Your diagnosis with Parkinson’s was so recent it didn’t even make it into the book. You’ve said that it has taken your voice. How else has it affected your day-to-day life? 

I’m now experiencing life as a disabled person. It’s quite a shock. The hardest thing is that I just can’t get things done without depending on other people to help me. It’s hard to ask, and I feel like I’m always imposing. But I really am limited. Falling and choking are big danger for people with Parkinson’s. I’ve already had a couple of spills, and I don’t want to have any more. It’s not easy moving. You try to turn around, and you’ll fall down. So going through airports and just living in hotel rooms is difficult. When I came out on this press junket, I didn’t know how I was going to survive it, but it turns out I can do a little more than I thought I could. I won’t be doing it very much in the future. There is no cure. I don’t expect them to find a cure either, unless we get the Republicans the hell out of Congress so they stop holding up stem cell research.

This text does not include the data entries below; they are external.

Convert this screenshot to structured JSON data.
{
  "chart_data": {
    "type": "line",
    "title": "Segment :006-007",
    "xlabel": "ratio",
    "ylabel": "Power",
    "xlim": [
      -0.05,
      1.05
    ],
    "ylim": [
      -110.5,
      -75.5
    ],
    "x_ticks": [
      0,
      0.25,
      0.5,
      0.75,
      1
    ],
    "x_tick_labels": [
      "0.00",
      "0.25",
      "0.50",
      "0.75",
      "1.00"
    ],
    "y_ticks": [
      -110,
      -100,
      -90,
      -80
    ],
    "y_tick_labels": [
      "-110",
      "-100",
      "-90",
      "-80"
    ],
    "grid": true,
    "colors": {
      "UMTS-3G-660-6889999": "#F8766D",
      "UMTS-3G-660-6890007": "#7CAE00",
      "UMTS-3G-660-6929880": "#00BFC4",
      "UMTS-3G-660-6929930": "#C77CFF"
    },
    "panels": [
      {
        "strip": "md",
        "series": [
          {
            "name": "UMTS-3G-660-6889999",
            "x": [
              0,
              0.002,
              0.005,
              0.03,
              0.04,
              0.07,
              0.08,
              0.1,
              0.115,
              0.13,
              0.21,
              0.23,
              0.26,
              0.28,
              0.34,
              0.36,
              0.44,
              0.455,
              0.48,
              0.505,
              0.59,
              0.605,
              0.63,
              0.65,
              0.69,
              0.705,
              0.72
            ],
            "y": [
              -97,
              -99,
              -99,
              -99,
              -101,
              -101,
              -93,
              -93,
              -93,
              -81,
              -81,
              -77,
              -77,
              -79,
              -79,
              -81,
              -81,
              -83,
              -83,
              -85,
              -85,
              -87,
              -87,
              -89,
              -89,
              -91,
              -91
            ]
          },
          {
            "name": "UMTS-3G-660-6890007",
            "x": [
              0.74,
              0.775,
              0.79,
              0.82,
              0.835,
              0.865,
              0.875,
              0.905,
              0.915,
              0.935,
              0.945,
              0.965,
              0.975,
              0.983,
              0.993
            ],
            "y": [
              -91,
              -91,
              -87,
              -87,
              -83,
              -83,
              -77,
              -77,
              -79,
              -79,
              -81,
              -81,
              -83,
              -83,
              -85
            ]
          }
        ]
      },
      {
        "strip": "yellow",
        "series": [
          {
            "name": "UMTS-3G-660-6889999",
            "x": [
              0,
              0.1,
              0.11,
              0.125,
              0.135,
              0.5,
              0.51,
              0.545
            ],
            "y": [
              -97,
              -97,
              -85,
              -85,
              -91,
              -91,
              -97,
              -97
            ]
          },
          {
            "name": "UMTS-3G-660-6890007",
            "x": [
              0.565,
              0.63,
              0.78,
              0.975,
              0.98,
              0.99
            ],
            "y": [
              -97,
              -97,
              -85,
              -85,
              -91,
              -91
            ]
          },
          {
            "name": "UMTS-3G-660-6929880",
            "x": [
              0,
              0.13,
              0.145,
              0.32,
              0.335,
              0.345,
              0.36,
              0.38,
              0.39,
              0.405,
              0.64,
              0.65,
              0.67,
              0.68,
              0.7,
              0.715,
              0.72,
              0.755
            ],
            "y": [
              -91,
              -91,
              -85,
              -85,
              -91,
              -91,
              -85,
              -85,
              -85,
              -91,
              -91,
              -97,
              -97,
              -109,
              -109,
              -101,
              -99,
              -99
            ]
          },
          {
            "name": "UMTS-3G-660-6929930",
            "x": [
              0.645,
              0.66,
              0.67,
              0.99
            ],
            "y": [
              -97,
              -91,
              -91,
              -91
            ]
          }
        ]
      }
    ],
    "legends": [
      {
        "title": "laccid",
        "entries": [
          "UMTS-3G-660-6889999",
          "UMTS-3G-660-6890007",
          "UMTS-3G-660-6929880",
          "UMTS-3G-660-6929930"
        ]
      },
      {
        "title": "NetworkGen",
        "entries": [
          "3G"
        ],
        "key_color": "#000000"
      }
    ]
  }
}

That’s what’s most promising in terms of finding a cure for diabetes, for Parkinson’s, for MS, for all kinds of things. It’s a shame to have to suffer from something that we don’t have to suffer from.

In “Simple Dreams,” listening to music is such a major activity between you and your colleagues, almost as much as playing. What is your listening life like now?

I gave my vinyl collection away in the ‘80s. It was a stupid thing to do. I could get it back, I guess, if I wanted, but I don’t have anything to play music on. I rarely listen to recorded music. I hate the way MP3s sound, and I don’t like listening on a computer. I do make an exception for YouTube, where I find a lot of stuff that I just love. I was looking for Pastora Pavón, the flamenco singer I first head when I was 12, and I discovered Estrella Morente, who is incredible. She’s a huge star in Spain and sings most traditional flamenco music, although she pushes herself to sing other things. So YouTube is fun. But if I want to hear music, I tend to have somebody come to my house and play in my living room. I still have a lot of musician friends, and they play for me. Occasionally I go to the symphony orchestra. I hate whenever Michael Tilson Thomas raises his baton and I’m not there to hear it. It’s a shame I can’t be there every night, but it’s hard to sit in those seats now that I’m a Parkinson’s person. It’s harder to get there, but I have to make more of an effort.